The authors observed that there was no detectable shift in approaches to constitutional interpretation between the Chan Court and the work of current CJ Sundaresh Menon, who took charge in 2012.
"Much that was initiated in Chan's era appears to continue in practice in the Menon Court," they noted.
The landmark moments in Singapore's constitutional development which the authors highlight include then Nominated MP Walter Woon's tabling in 1994 of the first private member's Bill: the Maintenance of Parents Bill.
It was a controversial piece of legislation as it was seen in several quarters as a pro-Confucian law to legislate filial piety.

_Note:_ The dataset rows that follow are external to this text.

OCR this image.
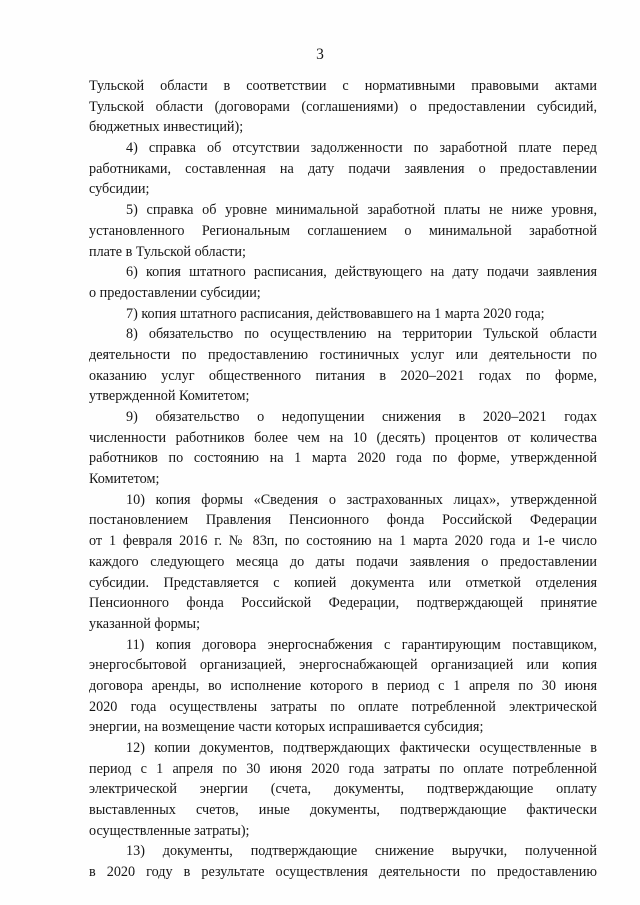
3
Тульской области в соответствии с нормативными правовыми актами
Тульской области (договорами (соглашениями) о предоставлении субсидий,
бюджетных инвестиций);
4) справка об отсутствии задолженности по заработной плате перед
работниками, составленная на дату подачи заявления о предоставлении
субсидии;
5) справка об уровне минимальной заработной платы не ниже уровня,
установленного Региональным соглашением о минимальной заработной
плате в Тульской области;
6) копия штатного расписания, действующего на дату подачи заявления
о предоставлении субсидии;
7) копия штатного расписания, действовавшего на 1 марта 2020 года;
8) обязательство по осуществлению на территории Тульской области
деятельности по предоставлению гостиничных услуг или деятельности по
оказанию услуг общественного питания в 2020–2021 годах по форме,
утвержденной Комитетом;
9) обязательство о недопущении снижения в 2020–2021 годах
численности работников более чем на 10 (десять) процентов от количества
работников по состоянию на 1 марта 2020 года по форме, утвержденной
Комитетом;
10) копия формы «Сведения о застрахованных лицах», утвержденной
постановлением Правления Пенсионного фонда Российской Федерации
от 1 февраля 2016 г. № 83п, по состоянию на 1 марта 2020 года и 1-е число
каждого следующего месяца до даты подачи заявления о предоставлении
субсидии. Представляется с копией документа или отметкой отделения
Пенсионного фонда Российской Федерации, подтверждающей принятие
указанной формы;
11) копия договора энергоснабжения с гарантирующим поставщиком,
энергосбытовой организацией, энергоснабжающей организацией или копия
договора аренды, во исполнение которого в период с 1 апреля по 30 июня
2020 года осуществлены затраты по оплате потребленной электрической
энергии, на возмещение части которых испрашивается субсидия;
12) копии документов, подтверждающих фактически осуществленные в
период с 1 апреля по 30 июня 2020 года затраты по оплате потребленной
электрической энергии (счета, документы, подтверждающие оплату
выставленных счетов, иные документы, подтверждающие фактически
осуществленные затраты);
13) документы, подтверждающие снижение выручки, полученной
в 2020 году в результате осуществления деятельности по предоставлению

The Bill sparked three days of impassioned debate in Parliament and attracted more than 1,000 representations from the public before it was passed into law two years later.
Separately, the authors probed Singapore's law in relation to political defamation - "a heavily litigated area which looms large in constitutional case law".
They suggested there are signs that defamation law in Singapore "is finding a new, positive equilibrium which gives due weight to free speech and reputational values".
Among other things, they noted that no political defamation suits were launched after the 2011 General Election, unlike preceding elections.
But whether it is the contentious 2007 debate in - as well as out of - Parliament over the desirability of removing Section 377A, the homosexuality clause in the Penal Code that forbids sex between males, or the alleged 1987 Marxist Conspiracy revisited, the authors conceded that the book's title, reflecting 50 moments of their choice, "is likely to invite controversy".
But the authors are more likely to be lauded for celebrating the country's Golden Jubilee by contributing to the conversation on Singapore in the next 50 years, and as its laws and legal rulings are set to further evolve in tandem with society.
The book, published by Marshall Cavendish and priced at $39.90, is available at leading bookstores.